State Report paragraphs 168-216

The Department of Social Protection’s budget has more than doubled in the last ten years and in 2014, it was allocated €19.6 billion. While this represents 39 per cent of projected overall government expenditure,1 it was a drop of three per cent from the departmental budget in 2013.2 Further reductions are expected in 2015 and 2016.3 Changes in overall expenditure since 2008 take account of the transfer of other schemes to the Department as well as the changing demographics of the population.

In 2013, almost 1.5 million people received a social welfare payment benefitting almost 2.3 million people in total.4 This figure also includes recipients of Child Benefit but the level of those who receive only this payment and no other payment cannot be extracted from the overall statistics. The State Report acknowledges the high level of unemployment experienced from 2007 onwards, resulting in a higher number of people becoming reliant on the social welfare system;5 in fact, the number of recipients in 2013 represented a 57 per cent increase on the 2003 figure.6

The social protection system plays a vital role in ensuring that people are supported by the State where necessary and appropriate. In 2013, government sources stated that social transfers reduced the ‘at-risk-of-poverty rate from 55 per cent to 16 per cent in 2011’7 yet despite this important safety-net, the at-risk-of poverty figure rose from 14.4 per cent in 20088 to 16.5 per cent in 2012.9

In relation to contributory payments for the unemployed, from 2013 the duration of Jobseeker’s Benefit was reduced from 12 to 9 months for recipients with 260 or more contributions since entering insurable employment while it was reduced from 9 to 6 months for those with less than 260 contributions.10 This was done as a cost-saving measure despite the growth of long-term unemployment; almost 60 per cent of all unemployed people have been out-of-work for a year or more.11


FLAC urges the Committee to recommend that the State:

  • Undertake a human rights and equality impact assessment on all proposed budgetary measures, make these assessments publicly available and ensure they are discussed by the Oireachtas.

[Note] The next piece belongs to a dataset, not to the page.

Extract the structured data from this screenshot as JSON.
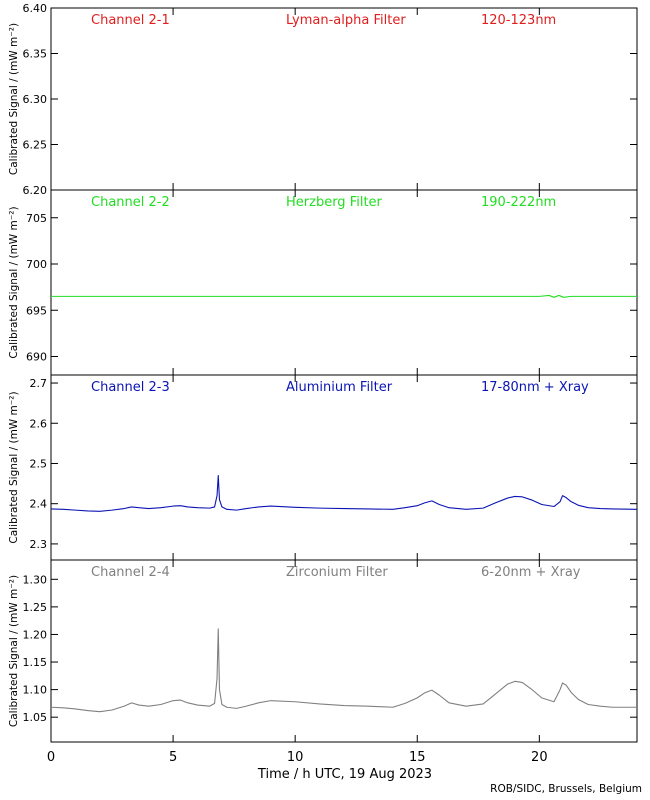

1 Department of Public Expenditure (2013) Revised Estimates for Public Services, Dublin: Stationery Office, p.9.

2 Department of Social Protection (2014) Annual Report 2013, Dublin: Government of Ireland, p.6. This represents a 3.2 per cent compared to the €20.23 billion spent in 2013.

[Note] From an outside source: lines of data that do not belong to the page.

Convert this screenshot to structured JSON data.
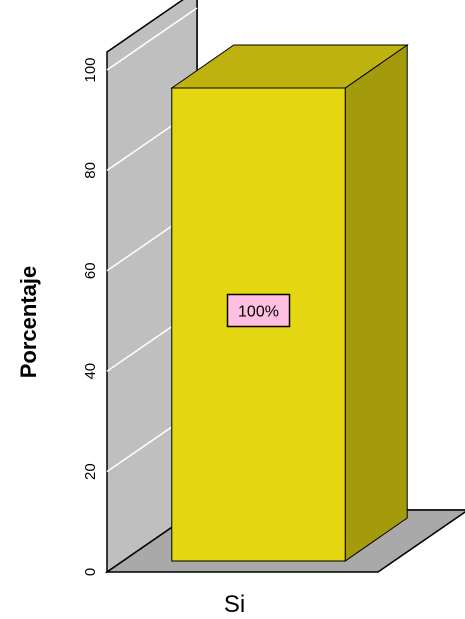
{
  "chart_data": {
    "type": "bar",
    "categories": [
      "Si"
    ],
    "values": [
      100
    ],
    "ylabel": "Porcentaje",
    "xlabel": "",
    "ylim": [
      0,
      100
    ],
    "yticks": [
      0,
      20,
      40,
      60,
      80,
      100
    ],
    "data_labels": [
      "100%"
    ],
    "grid": true,
    "three_d": true,
    "legend": "none",
    "colors": {
      "bar_front": "#e4d610",
      "bar_side": "#a39a0c",
      "bar_top": "#bdb20e",
      "wall_back": "#ffffff",
      "wall_left": "#bfbfbf",
      "floor": "#a9a9a9",
      "data_label_bg": "#ffbfe0"
    }
  }
}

3 Government of Ireland (2013) 2014 Expenditure Report, Dublin: Stationery Office.

4 In 2013, 611,366 recipients received a monthly Child Benefit payment, paid in respect of 1,168,582 children but as the data does not indicate how many of these were also in receipt of another social welfare payment, these figures cannot be deducted from the total number of recipients and beneficiaries.

5 UN Committee on Economic, Social and Cultural Rights (2013) Third periodic reports of States parties due in 2007: Ireland, Geneva: OHCHR.

6 Department of Social Protection (2014) Annual Report 2013, Dublin: DSP,

7 Department of Social Protection (2014) Social impact assessment of the main welfare and tax measures for 2014, Dublin: DSP, p.2.

8 Central Statistics Office (2009) Survey on Income and Living Conditions (SILC) 2008, Dublin: Stationery Office, p.6.

9 Central Statistics Office (2014) Survey on Income and Living Conditions (SILC) 2012, Cork: CSO, p.1.

10 Department of Social Protection (2013) Budget Factsheet 2013, Dublin: Department of Social Protection.

11 Central Statistics Office (2014) Quarterly National Household Survey: Quarter 2 2014, Cork: CSO.